The reference apparently was to the recent sting operation by Tehelka that allegedly exposed the role of leaders belonging to Sangh Parivar, including Chief Minister Narendra Modi, in the Gujarat riots in 2002.

"If we do not fight against such anti-social forces with unity and strength, some day it could prove dangerous for our secular and democratic country," Sonia said.

The award for the year 2006 was given to Dr J S Bandukwalla and Ram Puniyani for 'furthering the cause of communal harmony by personal example.'

Addressing the function that was characterised by a strong accent on the Gujarat riots, Prime Minister Manmohan Singh said communal harmony and the co-existence of all the great religions of the world are the building blocks of civilisation.

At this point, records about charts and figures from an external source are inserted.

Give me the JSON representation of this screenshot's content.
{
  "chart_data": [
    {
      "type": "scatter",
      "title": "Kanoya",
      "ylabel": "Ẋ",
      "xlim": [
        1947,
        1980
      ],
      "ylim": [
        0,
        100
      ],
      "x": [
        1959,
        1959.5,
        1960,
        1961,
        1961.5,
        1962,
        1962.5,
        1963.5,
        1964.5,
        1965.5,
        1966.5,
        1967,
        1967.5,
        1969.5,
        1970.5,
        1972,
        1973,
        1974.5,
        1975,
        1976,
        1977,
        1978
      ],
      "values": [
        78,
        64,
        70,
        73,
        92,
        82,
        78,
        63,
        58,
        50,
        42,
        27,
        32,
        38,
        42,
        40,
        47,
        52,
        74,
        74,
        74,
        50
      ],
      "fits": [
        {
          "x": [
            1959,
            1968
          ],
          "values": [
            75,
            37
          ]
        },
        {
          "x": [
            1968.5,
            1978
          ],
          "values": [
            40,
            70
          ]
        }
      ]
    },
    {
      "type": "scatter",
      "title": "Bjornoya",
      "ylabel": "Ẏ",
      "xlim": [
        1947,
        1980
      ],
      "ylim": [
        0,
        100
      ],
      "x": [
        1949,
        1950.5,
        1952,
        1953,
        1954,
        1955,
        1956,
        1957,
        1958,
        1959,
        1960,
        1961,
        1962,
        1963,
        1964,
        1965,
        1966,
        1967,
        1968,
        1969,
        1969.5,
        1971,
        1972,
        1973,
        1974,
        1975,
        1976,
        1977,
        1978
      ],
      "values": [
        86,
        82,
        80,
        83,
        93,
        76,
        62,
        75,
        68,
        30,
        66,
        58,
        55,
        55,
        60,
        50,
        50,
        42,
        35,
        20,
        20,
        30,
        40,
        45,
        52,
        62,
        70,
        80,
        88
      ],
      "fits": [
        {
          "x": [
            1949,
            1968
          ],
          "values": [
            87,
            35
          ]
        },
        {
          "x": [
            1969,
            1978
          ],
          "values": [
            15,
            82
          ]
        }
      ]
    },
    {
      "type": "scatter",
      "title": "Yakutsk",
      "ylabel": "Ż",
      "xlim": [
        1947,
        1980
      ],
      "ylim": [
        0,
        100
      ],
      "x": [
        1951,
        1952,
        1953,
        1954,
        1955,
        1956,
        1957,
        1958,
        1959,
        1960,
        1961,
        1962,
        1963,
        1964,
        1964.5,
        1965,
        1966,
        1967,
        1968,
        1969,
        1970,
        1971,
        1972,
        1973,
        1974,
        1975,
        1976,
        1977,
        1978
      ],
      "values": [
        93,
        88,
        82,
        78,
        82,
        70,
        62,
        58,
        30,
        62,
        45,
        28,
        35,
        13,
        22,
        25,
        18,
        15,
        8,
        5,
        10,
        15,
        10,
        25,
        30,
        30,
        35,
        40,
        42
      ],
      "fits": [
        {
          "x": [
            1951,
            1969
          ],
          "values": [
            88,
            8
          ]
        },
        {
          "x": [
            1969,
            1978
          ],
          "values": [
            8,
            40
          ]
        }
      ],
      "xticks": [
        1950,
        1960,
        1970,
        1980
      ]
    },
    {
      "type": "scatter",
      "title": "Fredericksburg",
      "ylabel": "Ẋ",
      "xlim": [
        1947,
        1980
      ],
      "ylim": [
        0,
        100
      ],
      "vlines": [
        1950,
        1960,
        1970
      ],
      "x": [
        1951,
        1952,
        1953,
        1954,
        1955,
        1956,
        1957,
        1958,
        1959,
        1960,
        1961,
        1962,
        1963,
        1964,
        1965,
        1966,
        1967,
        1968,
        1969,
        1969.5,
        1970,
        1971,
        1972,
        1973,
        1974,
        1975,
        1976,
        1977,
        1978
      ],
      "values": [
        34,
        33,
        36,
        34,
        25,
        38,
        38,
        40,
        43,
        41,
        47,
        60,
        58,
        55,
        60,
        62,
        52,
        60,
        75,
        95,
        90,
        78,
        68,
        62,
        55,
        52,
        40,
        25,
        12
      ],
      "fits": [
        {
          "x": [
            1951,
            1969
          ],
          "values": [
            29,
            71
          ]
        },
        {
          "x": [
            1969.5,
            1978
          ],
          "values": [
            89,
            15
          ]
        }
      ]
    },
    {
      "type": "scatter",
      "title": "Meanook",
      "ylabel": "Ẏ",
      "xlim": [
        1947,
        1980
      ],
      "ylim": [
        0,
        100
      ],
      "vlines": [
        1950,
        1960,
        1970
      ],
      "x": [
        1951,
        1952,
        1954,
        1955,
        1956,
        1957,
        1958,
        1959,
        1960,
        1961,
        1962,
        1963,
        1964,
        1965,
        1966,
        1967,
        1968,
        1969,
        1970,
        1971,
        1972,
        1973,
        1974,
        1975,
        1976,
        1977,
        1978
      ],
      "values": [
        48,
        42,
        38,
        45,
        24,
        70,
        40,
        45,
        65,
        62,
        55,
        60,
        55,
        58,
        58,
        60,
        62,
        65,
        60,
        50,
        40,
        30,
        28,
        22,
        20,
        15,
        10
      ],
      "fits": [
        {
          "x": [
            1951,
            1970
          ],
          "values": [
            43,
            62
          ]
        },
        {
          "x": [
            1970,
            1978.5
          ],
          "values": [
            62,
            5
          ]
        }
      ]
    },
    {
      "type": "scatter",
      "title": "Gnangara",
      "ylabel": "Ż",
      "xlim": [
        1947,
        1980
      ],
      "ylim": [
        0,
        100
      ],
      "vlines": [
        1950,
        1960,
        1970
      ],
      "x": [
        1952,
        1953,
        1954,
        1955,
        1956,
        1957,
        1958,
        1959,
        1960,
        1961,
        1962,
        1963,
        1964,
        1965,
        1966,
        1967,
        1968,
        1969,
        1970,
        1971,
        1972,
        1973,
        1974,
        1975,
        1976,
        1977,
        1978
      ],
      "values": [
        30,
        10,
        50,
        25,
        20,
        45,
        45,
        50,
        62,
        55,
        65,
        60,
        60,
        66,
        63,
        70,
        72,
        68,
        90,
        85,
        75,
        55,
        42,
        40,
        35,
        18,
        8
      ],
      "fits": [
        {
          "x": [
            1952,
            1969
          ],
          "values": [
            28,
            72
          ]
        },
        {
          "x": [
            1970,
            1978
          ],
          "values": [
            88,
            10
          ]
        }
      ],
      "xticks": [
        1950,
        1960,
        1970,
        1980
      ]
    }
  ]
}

Both Puniyani and Bandukwalla gave up the security of their academic careers to devote themselves to public action and advocacy in the cause of national integration.

While Puniyani was influenced by the demolition of the Babri Masjid in 1992 and the subsequent Mumbai riots, Bandukwalla suffered greatly during the Gujarat riots in 2002, losing everything in the violence and saved from a worse fate by his Hindu friends.

Puniyani, who took early retirement from IIT, Mumbai, has been running EKTA, a communal harmony group based in the western metropolis, and the Centre for Study of Society and Secularism.

Bandukwalla, a brilliant professor of Physics at M S University in Vadodara and a Gandhian by belief, is president of the Gujarat unit of the People's Union of Civil Liberties, the Gujarat Muslim Education Society and the Zidni Ilma Charitable Trust.

The award is given annually to distinguished persons or institutions for promoting national integration and understanding and fellowship among religious groups, communities, ethnic groups, cultures, languages and traditions of India.

It is given annually which was started in the Congress Centenary Year 1985.